分析
将问题看做平面上的游走,每步有 $a = \frac{pq}{1 - (1 - p)(1 - q)}$ 的概率移动到 $(n - 1, m - 1)$、$b = \frac{p(1 - q)}{1 - (1 - p)(1 - q)}$ 的概率移动到 $(n, m - 1)$、$c = \frac{(1 - p)q}{1 - (1 - p)(1 - q)}$ 的概率移动到 $(n - 1, m)$。
假设最后 Alice 剩余血量为 $x$,那么会先游走到 $(x, 1)$,然后往下走,这一步的概率为 $d = \frac{p}{1 - (1 - p)(1 - q)}$。
枚举 $a$ 的次数,可以得到答案为
$$
d \sum_{x = 1}^n \sum_{i = 0}^{\min\{n - x, m - 1\}} {m - 1 + n - x - i \choose i, m - 1 - i, n - x - i} a^i b^{m - 1 - i} c^{n - x - i}
$$
交换求和号
$$
d \sum_{i = 0}^{\min\{n - 1, m - 1\}} \frac{1}{i! (m - 1 - i)!} a^i b^{m - 1 - i} \sum_{x = 1}^n \frac{(m - 1 + n - x - i)!}{(n - x - i)!} c^{n - x - i}
$$
改为枚举 $n - x - i$
$$
d \sum_{i = 0}^{\min\{n - 1, m - 1\}} \frac{1}{i! (m - 1 - i)!} a^i b^{m - 1 - i} \sum_{x = 1}^n \frac{(m - 1 + i)!}{i!} c^{i}
$$
后面的东西可以 $\mathcal{O}(n)$ 预处理,整个式子可以 $\mathcal{O}(n)$ 计算。
代码
// ====================================
// author: M_sea
// website: https://m-sea-blog.com/
// ====================================
#include <bits/stdc++.h>
#define file(x) freopen(#x".in", "r", stdin), freopen(#x".out", "w", stdout)
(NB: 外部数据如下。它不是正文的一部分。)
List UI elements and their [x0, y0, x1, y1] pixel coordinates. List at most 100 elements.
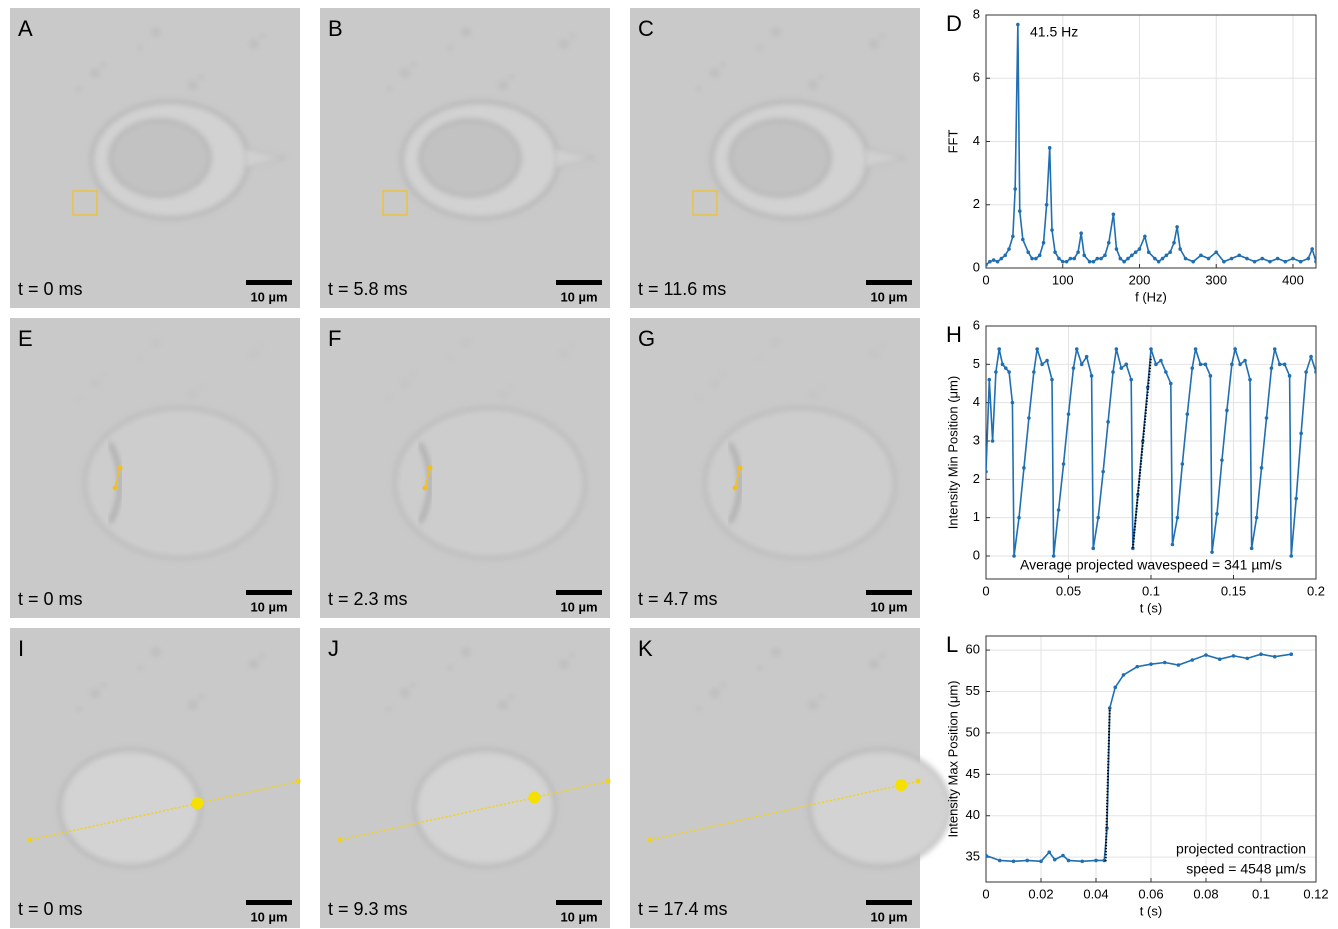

#define debug(...) fprintf(stderr, __VA_ARGS__)
using namespace std;
typedef long long ll;
int read() {
int X = 0, w = 1; char c = getchar();
while (c < '0' || c > '9') { if (c == '-') w = -1; c = getchar(); }
while (c >= '0' && c <= '9') X = X * 10 + c - '0', c = getchar();
return X * w;
}
const int N = 10000000 + 10;
const int mod = 998244353, inv100 = 828542813;
int qpow(int a, int b) {
int c = 1;
for (; b; b >>= 1, a = 1ll * a * a % mod)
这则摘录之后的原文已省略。